White ReaperWhite Reaper (affectionately known as “Tony and the Twins”) released their debut EP via Polyvinyl Records last month, and it’s landed with more bite than most. The trio mix indie/pop-punk with a splash of psychedelic rock to create a sound akin to few but true to themselves.

EP opener, Cool, hints at You Me At Six influences for a few seconds before plunging into the sound that settles for the rest of the record – electric and grunge, epic riffs coated with crowd-gathering repeated lyrics and intense percussion providing a building block for the other five tracks to work off. Vocals that sound not too dissimilar from Emily’s Army provide the pop-punk of the records, with the short but sweet “oooh, she’s so cool” chorus being somewhat contagious. Funn proves to be just as exciting, with the one minute forty-one blast of catchy lyrics and stunted guitars becoming an instant favourite, and proving their confidence in their ability to experiment with their sound.
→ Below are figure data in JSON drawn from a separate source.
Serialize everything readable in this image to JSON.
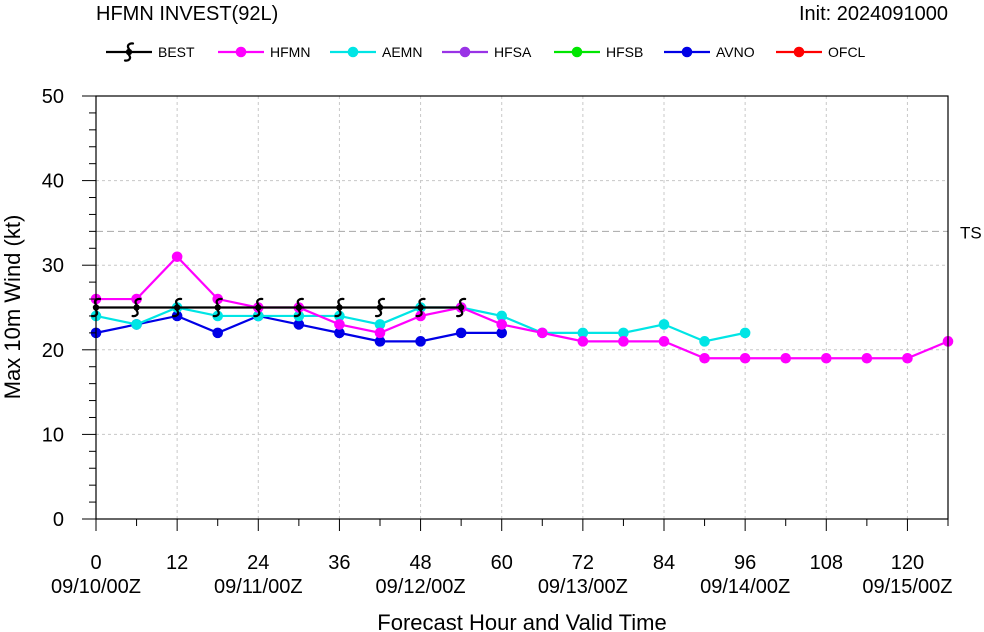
{
  "chart_data": {
    "type": "line",
    "title": "HFMN INVEST(92L)",
    "init_label": "Init: 2024091000",
    "xlabel": "Forecast Hour and Valid Time",
    "ylabel": "Max 10m Wind (kt)",
    "xlim": [
      0,
      126
    ],
    "ylim": [
      0,
      50
    ],
    "x_ticks": [
      0,
      12,
      24,
      36,
      48,
      60,
      72,
      84,
      96,
      108,
      120
    ],
    "x_tick_labels": [
      "0",
      "12",
      "24",
      "36",
      "48",
      "60",
      "72",
      "84",
      "96",
      "108",
      "120"
    ],
    "valid_time_labels": [
      {
        "x": 0,
        "label": "09/10/00Z"
      },
      {
        "x": 24,
        "label": "09/11/00Z"
      },
      {
        "x": 48,
        "label": "09/12/00Z"
      },
      {
        "x": 72,
        "label": "09/13/00Z"
      },
      {
        "x": 96,
        "label": "09/14/00Z"
      },
      {
        "x": 120,
        "label": "09/15/00Z"
      }
    ],
    "y_ticks": [
      0,
      10,
      20,
      30,
      40,
      50
    ],
    "y_tick_labels": [
      "0",
      "10",
      "20",
      "30",
      "40",
      "50"
    ],
    "grid": true,
    "reference_lines": [
      {
        "y": 34,
        "label": "TS"
      }
    ],
    "legend_position": "top",
    "series": [
      {
        "name": "BEST",
        "color": "#000000",
        "marker": "hurricane-symbol",
        "x": [
          0,
          6,
          12,
          18,
          24,
          30,
          36,
          42,
          48,
          54
        ],
        "y": [
          25,
          25,
          25,
          25,
          25,
          25,
          25,
          25,
          25,
          25
        ]
      },
      {
        "name": "HFMN",
        "color": "#ff00ff",
        "marker": "circle",
        "x": [
          0,
          6,
          12,
          18,
          24,
          30,
          36,
          42,
          48,
          54,
          60,
          66,
          72,
          78,
          84,
          90,
          96,
          102,
          108,
          114,
          120,
          126
        ],
        "y": [
          26,
          26,
          31,
          26,
          25,
          25,
          23,
          22,
          24,
          25,
          23,
          22,
          21,
          21,
          21,
          19,
          19,
          19,
          19,
          19,
          19,
          21
        ]
      },
      {
        "name": "AEMN",
        "color": "#00e5e5",
        "marker": "circle",
        "x": [
          0,
          6,
          12,
          18,
          24,
          30,
          36,
          42,
          48,
          54,
          60,
          66,
          72,
          78,
          84,
          90,
          96
        ],
        "y": [
          24,
          23,
          25,
          24,
          24,
          24,
          24,
          23,
          25,
          25,
          24,
          22,
          22,
          22,
          23,
          21,
          22
        ]
      },
      {
        "name": "HFSA",
        "color": "#9933e6",
        "marker": "circle",
        "x": [],
        "y": []
      },
      {
        "name": "HFSB",
        "color": "#00e600",
        "marker": "circle",
        "x": [],
        "y": []
      },
      {
        "name": "AVNO",
        "color": "#0000e6",
        "marker": "circle",
        "x": [
          0,
          6,
          12,
          18,
          24,
          30,
          36,
          42,
          48,
          54,
          60
        ],
        "y": [
          22,
          23,
          24,
          22,
          24,
          23,
          22,
          21,
          21,
          22,
          22
        ]
      },
      {
        "name": "OFCL",
        "color": "#ff0000",
        "marker": "circle",
        "x": [],
        "y": []
      }
    ]
  }
}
The Louisville trio explode with third track, Half Bad, with pacier drumming creating a new slant to the previous tracks, and guitar to suit a manic strobe lighting show. This track proclaims how tight the band are and is a friendly reminder that these guys aren’t simply three blokes messing about with instruments – they already know their sound, from the off. She Wants To  provides another minute and a half of light, loud relief before tackling the two most developed tracks on the record.

No build up is provided to Conspirator, and the band drop you straight in the deep end with a compelling bass line and angry vocals backed by drums that add an extra punch to the record. The track swerves dangerously close to a breakdown before the ferocity is revived – although bordering on samey, you can’t criticise when it’s this damn addictive. Ohh (Yeah), final track off the release, looks to become a more ska-punk track with moments that provide a break from the loud percussion with blocked lyrics and keys that add a new edge to the record.

For a record, this is tight, powerful and true punk, but for a debut record, this is fantastic and impressive.